Life lessons learned on the court

Published 7:45 pm Friday, February 10, 2012

Cover 16 high school basketball games in two weeks like I have and you will come away with some new perspectives.

It could be some life-altering realization if you want it to be. More likely, it will be some simple observations about the subtle nuances of the game and how most high school players miss them completely.

It isn’t their fault really. High school kids don’t get nuances very easily. They are more easily enamored by the flash and pizazz of things.

Email newsletter signup

They like the fresh and the new. Theirs is the iPhone, iPad, Twitter, Facebook generation. It is obsessed with instant gratification.

Maybe that is why there are so many bad basketball teams at the high school level. A generation obsessed with instant gratification can scarcely slow down long enough to appreciate the small steps it takes to achieve greatness.

Being a great basketball team, or a player for that matter, is the result of a tedious process.

The process is intense, focused and detail-oriented.

Most players and teams refuse to commit to the process. So they end up involved in games where there are more turnovers than minutes played. They get hung on the rim when they attempt to throw down a dunk they thought for sure they could make.

They see the ball roll as much as it bounces. They settle for easy shots and they often blame their deficiencies on someone else.

But, in that way, basketball is a lot like life. Most people don’t put in the time it takes to better themselves. They fail to see that greatness in any venue is the result of a tedious process that requires time and intent focus.

Achieving it often requires getting hung on the rim, but also requires getting back up and changing the methodology that led to the failure.

That is what is most frustrating about high school basketball. The kids who get hung on the rim once will usually get hung on the rim again and again, never changing anything.

But it is the rare player, the great ones of the world, that recognizes who he is. It is that player that will overcome adversity with his strengths and work to get better.

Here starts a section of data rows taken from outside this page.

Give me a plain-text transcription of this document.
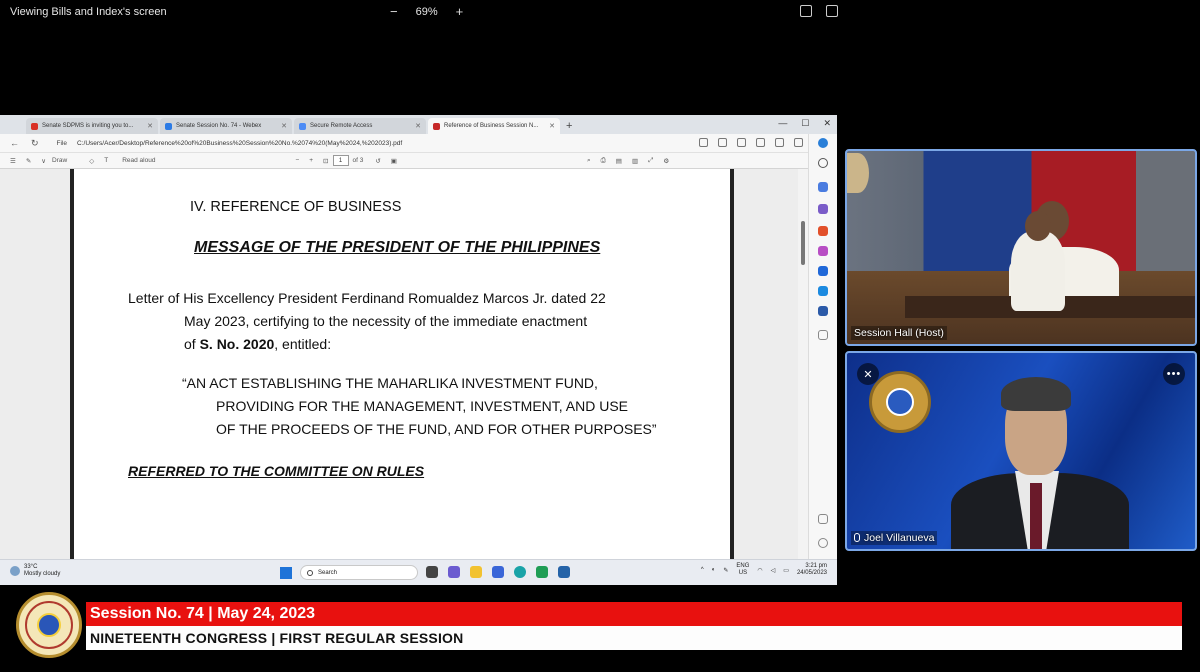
Viewing Bills and Index's screen	− 69% +
Senate SDPMS is inviting you to... ✕	Senate Session No. 74 - Webex	✕	Secure Remote Access	✕	Reference of Business Session N... ✕ +	— ☐ ✕
← ↻	File C:/Users/Acer/Desktop/Reference%20of%20Business%20Session%20No.%2074%20(May%2024,%202023).pdf
☰ ✎ ∨ Draw	◇ T Read aloud	− + ⊡	1	of 3 ↺ ▣	⌕ ⎙ ▤ ▥ ⤢ ⚙
IV. REFERENCE OF BUSINESS
MESSAGE OF THE PRESIDENT OF THE PHILIPPINES
Letter of His Excellency President Ferdinand Romualdez Marcos Jr. dated 22
May 2023, certifying to the necessity of the immediate enactment
of S. No. 2020, entitled:
“AN ACT ESTABLISHING THE MAHARLIKA INVESTMENT FUND,
PROVIDING FOR THE MANAGEMENT, INVESTMENT, AND USE
OF THE PROCEEDS OF THE FUND, AND FOR OTHER PURPOSES”
REFERRED TO THE COMMITTEE ON RULES
33°C
Mostly cloudy	Search	^ ◐ ✎
ENG
US	◠ ◁ ▭
3:21 pm
24/05/2023
Session Hall (Host)
✕	•••
Joel Villanueva
Session No. 74 | May 24, 2023
NINETEENTH CONGRESS | FIRST REGULAR SESSION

If he can’t dunk, he’ll lay it in. It he can’t drive, he’ll shoot. He may not get it done the flashy way, but he’ll find a way to beat his defender. He’ll overcome. And when the high school game is over and real life has begun, he’ll do the same there. He’ll adapt. He’ll overcome. He’ll achieve. And he’ll do it all while people around him constantly get hung on the rim because they refuse to work, to change, to improve.

 

Jeremy D. Smith is sports editor of the Demopolis Times.